CVE-2023-32554: 
Trend Micro Apex One Agent vulnerability analysis and mitigation

A Time-of-Check Time-Of-Use (TOCTOU) vulnerability (CVE-2023-32554) was discovered in the Trend Micro Apex One and Apex One as a Service agent. The vulnerability was reported on December 22, 2022, and publicly disclosed on May 17, 2023. The affected systems include Apex One 2019 (On-prem) and Apex One as a Service versions before April 2023 Maintenance running on Windows platforms (Trend Advisory).

The specific vulnerability exists within the Apex One Client Plug-in Service Manager and results from the lack of proper locking when performing operations on a file. The vulnerability has been assigned a CVSS v3.1 base score of 7.8 (HIGH) with the vector string AV:L/AC:L/PR:L/UI:N/S:U/C:H/I:H/A:H. The vulnerability is classified as CWE-367 (Time-of-check Time-of-use Race Condition) (ZDI Advisory, NVD).
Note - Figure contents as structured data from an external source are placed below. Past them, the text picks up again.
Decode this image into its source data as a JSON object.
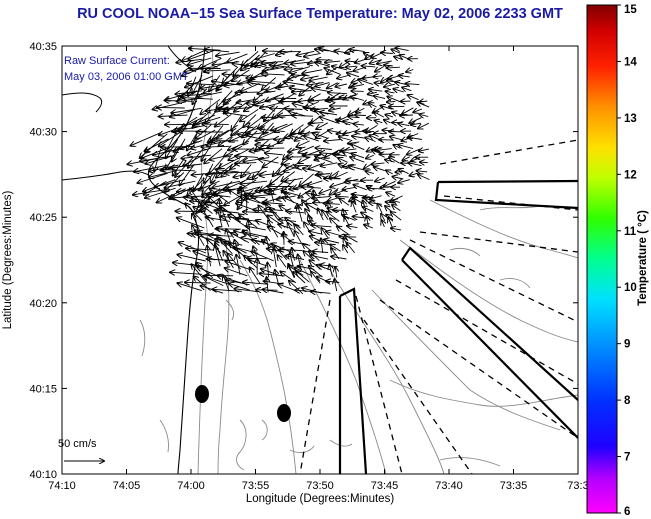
{
  "title": "RU COOL  NOAA−15  Sea Surface Temperature:  May 02, 2006 2233 GMT",
  "annotation": {
    "line1": "Raw Surface Current:",
    "line2": "May 03, 2006 01:00 GMT"
  },
  "scale_label": "50 cm/s",
  "axes": {
    "xlabel": "Longitude (Degrees:Minutes)",
    "ylabel": "Latitude (Degrees:Minutes)",
    "xticks": [
      "74:10",
      "74:05",
      "74:00",
      "73:55",
      "73:50",
      "73:45",
      "73:40",
      "73:35",
      "73:3"
    ],
    "yticks": [
      "40:35",
      "40:30",
      "40:25",
      "40:20",
      "40:15",
      "40:10"
    ]
  },
  "colorbar": {
    "label": "Temperature ( °C)",
    "ticks": [
      "15",
      "14",
      "13",
      "12",
      "11",
      "10",
      "9",
      "8",
      "7",
      "6"
    ],
    "range": [
      6,
      15
    ],
    "stops": [
      "#ff00ff",
      "#7f00ff",
      "#0000ff",
      "#0080ff",
      "#00ffff",
      "#00ff80",
      "#00ff00",
      "#80ff00",
      "#ffff00",
      "#ff8000",
      "#ff0000",
      "#800000"
    ]
  }
}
If successfully exploited, this vulnerability allows an attacker to escalate privileges and execute arbitrary code in the context of SYSTEM on affected installations. This could potentially give the attacker complete control over the affected system (ZDI Advisory).

Trend Micro has released patches to address this vulnerability. For Apex One (on-premise), users should update to SP1 Critical Patch B12024, and for Apex One as a Service, users should update to April 2023 Maintenance Hotfix - Build 202304 (Security Agent version: 14.0.12105). Customers are strongly encouraged to apply the latest available version to ensure all known issues are resolved (Trend Advisory).

The vulnerability was discovered and reported by Simon Zuckerbraun of Trend Micro's Zero Day Initiative, demonstrating the effectiveness of coordinated vulnerability disclosure programs (Trend Advisory).